Re: [PATCH 1/2] lib/find: Make functions safe on changing bitmaps

From: Jan Kara
Date: Fri Oct 27 2023 - 05:56:03 EST


On Thu 26-10-23 20:51:22, Yury Norov wrote:
> On Wed, Oct 25, 2023 at 10:18:00AM +0200, Rasmus Villemoes wrote:
> > Yes, users will have to treat results from the find routines carefully
> > if their bitmap may be concurrently modified. They do. Nobody wins if
> > those users are forced to implement their own bitmap routines for their
> > lockless algorithms.
>
> Again, I agree with this point, and I'm trying to address exactly this.
>
> I'm working on a series that introduces lockless find_bit functions
> based on existing FIND_BIT() engine. It's not ready yet, but I hope
> I'll submit it in the next merge window.
>
> https://github.com/norov/linux/commits/find_and_bit

I agree that the find_and_{set|clear}() bit functions are useful and we'll
be able to remove some boilerplate code with them. But also note that you
will need to duplicate practically all of the bitmap API to provide similar
"atomic" functionality - e.g. the sbitmap conversion you have in your
branch has a bug that it drops the 'lock' memory ordering from the bitmap
manipulation. So you need something like find_and_set_bit_lock() (which you
already have) and find_and_set_bit_wrap_lock() (which you don't have yet).
If you are to convert bitmap code in filesystems (some of which is lockless
as well), you will need to add little and big endian variants of volatile
bitmap functions. Finally there are users like lib/xarray.c which don't
want to set/clear found bit (we just want to quickly find a good guess for
a set bit in the bitmap and we then verify in another structure whether the
guess was right or not). So we'll need the volatile variant of plain
find_first_bit(), find_next_bit() as well. Also when we have variants of
bitmap functions that are safe wrt parallel changes and those that are not,
the function names should be probably indicating which are which.

So as much as I agree your solution is theorically the cleanest, I
personally don't think the cost in terms of code duplication and code churn
is really worth it.

> Now that we've got a test that presumably works faster if find_bit()
> functions are all switched to be volatile, it would be great if we get
> into details and understand:
> - what find_bit function or functions gives that gain in performance;
> - on what bitmap(s);
> - is the reason in concurrent memory access (guess yes), and if so,
> - can we refactor the code to use lockless find_and_bit() functions
> mentioned above;
> - if not, how else can we address this.

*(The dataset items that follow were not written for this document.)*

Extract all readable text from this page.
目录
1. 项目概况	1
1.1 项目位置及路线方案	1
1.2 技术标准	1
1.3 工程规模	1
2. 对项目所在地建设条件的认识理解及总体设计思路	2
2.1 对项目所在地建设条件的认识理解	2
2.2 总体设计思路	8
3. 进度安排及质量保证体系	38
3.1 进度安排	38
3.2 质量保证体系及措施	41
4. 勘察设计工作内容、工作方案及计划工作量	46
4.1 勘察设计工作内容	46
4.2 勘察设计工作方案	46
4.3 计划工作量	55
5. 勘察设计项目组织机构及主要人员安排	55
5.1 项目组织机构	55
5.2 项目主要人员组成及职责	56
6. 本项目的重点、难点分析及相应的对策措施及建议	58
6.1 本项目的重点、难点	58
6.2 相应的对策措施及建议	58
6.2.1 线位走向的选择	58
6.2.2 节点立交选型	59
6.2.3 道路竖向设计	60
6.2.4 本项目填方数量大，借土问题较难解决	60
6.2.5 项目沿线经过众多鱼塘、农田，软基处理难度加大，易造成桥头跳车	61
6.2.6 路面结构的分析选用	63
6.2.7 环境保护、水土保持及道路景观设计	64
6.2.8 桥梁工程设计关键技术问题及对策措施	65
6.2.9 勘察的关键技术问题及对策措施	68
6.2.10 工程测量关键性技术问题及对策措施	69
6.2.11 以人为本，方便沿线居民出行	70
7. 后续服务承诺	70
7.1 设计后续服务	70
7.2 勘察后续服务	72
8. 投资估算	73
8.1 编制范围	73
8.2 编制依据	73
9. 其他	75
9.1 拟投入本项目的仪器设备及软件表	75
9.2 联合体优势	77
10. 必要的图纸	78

Frankly, I don't think there's any substantial reason why the volatile or
non-volatile code should be faster. The guys from compiler team looked at
the x86 disassembly and said both variants should be the same speed based on
instruction costs. What could be causing these small performance differences
is that the resulting code is layed out slightly differently (and the
volatile bitmap functions end up being somewhat larger) and that somehow
interferes with instruction caching or CPU-internal out-of-order execution.

Honza
--
Jan Kara <jack@xxxxxxxx>
SUSE Labs, CR